Center parc à Roybon (38) : Tourisme de masse et déni de démocratie

roybonAvec ces 1000 cottages et quelques 5000 personnes attendues quotidiennement, le groupe Pierre et Vacances, promoteur de résidences touristiques locatives est autorisé depuis le 20 octobre dernier à démarrer les travaux dans la forêt de Chambaran à Roybon (38). 200 hectares de zones humides sont menacés dans ce nouveau «grand projet inutile» et les mêmes interrogations que pour les projets d’aéroport à Notre-Dame-des-Landes (44) et de barrage sur la zone humide du Testet (81) s’élevent.

 

Qui définit l’intérêt général pour de tels projets ? A qui cela profite-t-il ?

Pour les «pros Center Parc» le potentiel économique constitue à lui seul un argument pour définir un intérêt général au projet. Mais ce ne sont pas les quelques 700 emplois précaires créés (parmi les 698 emplois annoncés pour le Center Parc de Roybon, on compte près de la moitié de temps partiels destinés aux ménages. Le mode de gestion diffère peu d’un Center Parcs à un autre, on sait qu’il s’agit de contrats de moins de 12 heures par semaine, qui permettent de gagner moins de 400 euros par mois. De plus ce sont ces emplois qui sont plus facilement supprimés comme nous montrent les autres Center Parcs français et la construction d’un complexe touristique démesuré (coupé de toute réalité économique et anthropologique locales) qui peuvent représenter un avantage économique certain. (si ce n’est pour le groupe Pierre et Vacances).

Ce projet est en plus totalement anti-démocratique. L’enquête publique ouverte pendant 45 jours n’a pas été prise en compte (malgré 12 points rédhibitoires au projet compte tenu des textes de loi sur l’Eau), les avis défavorables (de la part de la chambre d’agriculture, des collectivités territoriales ou encore de plusieurs associations agréer dans le domaine de l’environnement) ont étés ignorés de toute part. Les travaux quand à eux ont débutés avant mêmes que les recours légaux est étaient épuisés (la décision du tribunal administratif de Grenoble étant attendue pour le 23 décembre).
Au delà de la voie juridique, la mobilisation s’intensifie dans la foret des Chambaran avec la présence d’une centaine de zadistes qui organisent la résistance à l’avancée des travaux (réquisition de l’ancienne maison forestière, installation sur la zone) et mettent en avant un autre intérêt général avec l’appui d’associations locales et de différents groupes de citoyens.

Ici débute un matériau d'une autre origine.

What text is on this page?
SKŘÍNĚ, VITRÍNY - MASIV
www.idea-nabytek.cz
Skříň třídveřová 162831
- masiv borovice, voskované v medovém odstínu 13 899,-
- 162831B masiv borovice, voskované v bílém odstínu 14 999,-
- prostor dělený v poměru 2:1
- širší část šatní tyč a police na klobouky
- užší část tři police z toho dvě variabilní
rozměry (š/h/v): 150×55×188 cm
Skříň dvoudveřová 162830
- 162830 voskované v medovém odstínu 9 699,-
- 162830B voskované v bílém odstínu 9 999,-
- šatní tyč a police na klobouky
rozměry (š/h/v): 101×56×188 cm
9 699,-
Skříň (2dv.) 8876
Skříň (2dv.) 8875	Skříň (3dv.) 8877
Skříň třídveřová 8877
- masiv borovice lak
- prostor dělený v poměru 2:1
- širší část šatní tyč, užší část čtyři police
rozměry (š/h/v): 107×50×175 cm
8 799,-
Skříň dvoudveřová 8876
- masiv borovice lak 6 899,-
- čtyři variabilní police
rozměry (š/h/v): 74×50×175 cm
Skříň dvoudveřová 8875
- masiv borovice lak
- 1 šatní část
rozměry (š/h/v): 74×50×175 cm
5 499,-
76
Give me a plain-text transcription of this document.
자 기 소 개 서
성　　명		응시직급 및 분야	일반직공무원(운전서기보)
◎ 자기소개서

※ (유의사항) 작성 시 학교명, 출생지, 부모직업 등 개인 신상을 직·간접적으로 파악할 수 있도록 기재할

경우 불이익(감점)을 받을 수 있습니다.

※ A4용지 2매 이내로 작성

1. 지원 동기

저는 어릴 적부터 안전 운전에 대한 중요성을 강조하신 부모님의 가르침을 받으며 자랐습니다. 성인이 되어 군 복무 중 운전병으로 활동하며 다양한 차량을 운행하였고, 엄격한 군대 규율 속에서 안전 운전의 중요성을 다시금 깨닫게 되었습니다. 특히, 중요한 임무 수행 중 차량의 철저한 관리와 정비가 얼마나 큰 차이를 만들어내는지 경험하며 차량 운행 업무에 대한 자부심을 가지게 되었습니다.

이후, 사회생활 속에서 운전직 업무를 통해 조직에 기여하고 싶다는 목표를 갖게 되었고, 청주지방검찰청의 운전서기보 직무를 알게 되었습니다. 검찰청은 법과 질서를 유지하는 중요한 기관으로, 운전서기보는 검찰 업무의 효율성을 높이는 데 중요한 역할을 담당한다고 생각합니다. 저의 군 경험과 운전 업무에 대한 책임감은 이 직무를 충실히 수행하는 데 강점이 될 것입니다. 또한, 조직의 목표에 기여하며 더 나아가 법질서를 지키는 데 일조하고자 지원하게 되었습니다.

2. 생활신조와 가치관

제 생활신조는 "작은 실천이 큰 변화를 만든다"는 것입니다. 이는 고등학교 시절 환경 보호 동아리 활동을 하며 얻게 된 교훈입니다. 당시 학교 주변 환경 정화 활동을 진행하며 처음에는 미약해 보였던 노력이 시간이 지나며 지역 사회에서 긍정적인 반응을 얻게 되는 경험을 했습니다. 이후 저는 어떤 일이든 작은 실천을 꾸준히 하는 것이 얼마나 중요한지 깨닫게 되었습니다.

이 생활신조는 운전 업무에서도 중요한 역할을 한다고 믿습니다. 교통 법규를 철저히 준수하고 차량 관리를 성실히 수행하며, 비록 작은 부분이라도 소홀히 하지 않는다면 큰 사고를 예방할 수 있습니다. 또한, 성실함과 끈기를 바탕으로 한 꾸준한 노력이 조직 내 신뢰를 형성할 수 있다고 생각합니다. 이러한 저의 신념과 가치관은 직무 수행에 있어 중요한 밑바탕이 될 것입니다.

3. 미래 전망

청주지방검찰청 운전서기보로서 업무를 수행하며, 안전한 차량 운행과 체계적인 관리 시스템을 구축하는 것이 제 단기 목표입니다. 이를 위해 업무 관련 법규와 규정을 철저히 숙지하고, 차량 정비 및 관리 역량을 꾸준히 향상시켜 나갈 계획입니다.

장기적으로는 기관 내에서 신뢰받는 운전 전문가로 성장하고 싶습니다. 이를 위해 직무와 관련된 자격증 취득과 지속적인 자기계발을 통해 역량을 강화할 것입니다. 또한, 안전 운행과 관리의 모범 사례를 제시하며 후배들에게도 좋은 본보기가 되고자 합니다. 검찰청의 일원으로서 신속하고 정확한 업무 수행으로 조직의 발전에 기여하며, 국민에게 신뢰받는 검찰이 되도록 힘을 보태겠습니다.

Pour que la terre ne soit pas un luxe destiné aux capitalistes en mal de profit et pour que les projets de développement territoriaux puissent etre determinés démocratiquement il faut mettre en commun les moyens de productions ainsi que les richesses naturelles et organiser une économie planifiée en fonction des besoins des populations locales. Avant ça nous devons mettre en marche une vraie révolution socialiste en rupture avec le modèle d’exploitation capitaliste.